2) It's price sensitive - the borrower has very low affinity to the lender & will choose the one offering the best deal. He can also switch at any stage after taking the loan & prepay as well. 
3) It's low margin -  the spreads are wafer thin, loans are available at almost the same rate at which one can park money in a long term FD.
4) It's levered -  Well it's lending so it is levered & thus that extra bit of risk. NPA's can destroy not just the company but can destabilize the country ( Think Subprime, this was the sector)

So much for textbooks, let's delve deeper into reality. 

=> average 3 year ROE for the space is at 21%
=> average 5 Year profit growth is at 20% 
=> sectoral gross NPA is at 0.75%  (Includes banks & unlisted HFC's)
=> average 3 year returns are at 42% CAGR 
  
The beauty of housing finance is four fold :-

1) It taps into the customer's purchasing power for 20 years making the ticket size large.

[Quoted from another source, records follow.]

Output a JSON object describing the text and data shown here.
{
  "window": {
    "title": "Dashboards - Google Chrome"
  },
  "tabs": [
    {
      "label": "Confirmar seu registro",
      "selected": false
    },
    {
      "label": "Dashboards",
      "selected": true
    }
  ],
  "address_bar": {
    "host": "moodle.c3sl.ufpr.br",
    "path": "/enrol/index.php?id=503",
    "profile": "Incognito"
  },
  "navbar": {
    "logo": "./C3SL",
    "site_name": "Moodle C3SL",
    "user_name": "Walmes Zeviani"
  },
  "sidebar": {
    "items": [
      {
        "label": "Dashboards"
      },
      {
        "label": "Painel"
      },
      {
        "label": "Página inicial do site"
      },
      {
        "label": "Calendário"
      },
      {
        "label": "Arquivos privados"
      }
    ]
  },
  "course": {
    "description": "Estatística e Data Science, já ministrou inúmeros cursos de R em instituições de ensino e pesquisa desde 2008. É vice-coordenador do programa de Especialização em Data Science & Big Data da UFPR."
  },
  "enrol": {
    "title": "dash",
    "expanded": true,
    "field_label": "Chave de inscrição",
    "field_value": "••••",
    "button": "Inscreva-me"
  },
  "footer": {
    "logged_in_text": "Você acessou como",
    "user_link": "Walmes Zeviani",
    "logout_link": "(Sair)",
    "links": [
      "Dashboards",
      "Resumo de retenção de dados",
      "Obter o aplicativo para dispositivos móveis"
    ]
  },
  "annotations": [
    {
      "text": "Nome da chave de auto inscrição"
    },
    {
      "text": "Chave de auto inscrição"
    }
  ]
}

2) In most businesses no incremental business means zero sales for that financial year. Last year's business counts for nothing. 
    In housing finance, zero incremental business will still imply earnings of close to the previous year & incremental business is growth. The business is annuity like in nature as loans are given for 20 yrs.   

3) A house/flat is easier to change hands versus a project/business. There is no concept of moratorium thus in the first 5 years he has paid 50% of the house value as upfront & EMI's combined. Any default seems like a capital erosion of 50% to the borrower albeit becoming a cushion for the lender. 

4) Total outstanding housing credit over all these years is less than 9% of this year's GDP. Moreover HFC's have steadily gained market share from banks moving from 25% in 2006 to almost 40% in 2016. Demand outstrips supply & HFC's have capital adequacy which banks are lacking.  

We are traditionally not sector investors but this space takes up 20% in our portfolio with Canfin Homes alone being 12%. We have a slight biased towards valuation while building positions & in this space the valuation gap is covered quite aggressively thus Dewan among the lot appeals the most.  

One can't end without mentioning Subprime. America has taught the world many lessons. In this space, it's largely what not to do - Financing multiple homes, staggering EMI's & synthetic structures can lead to a contagion. India being slow in embracing new age financing techniques has been a boon for home finance & has kept it insulated from aggressive(read: crazy) instruments/ practices. Any signs of that changing then indeed there shall be a Home Run.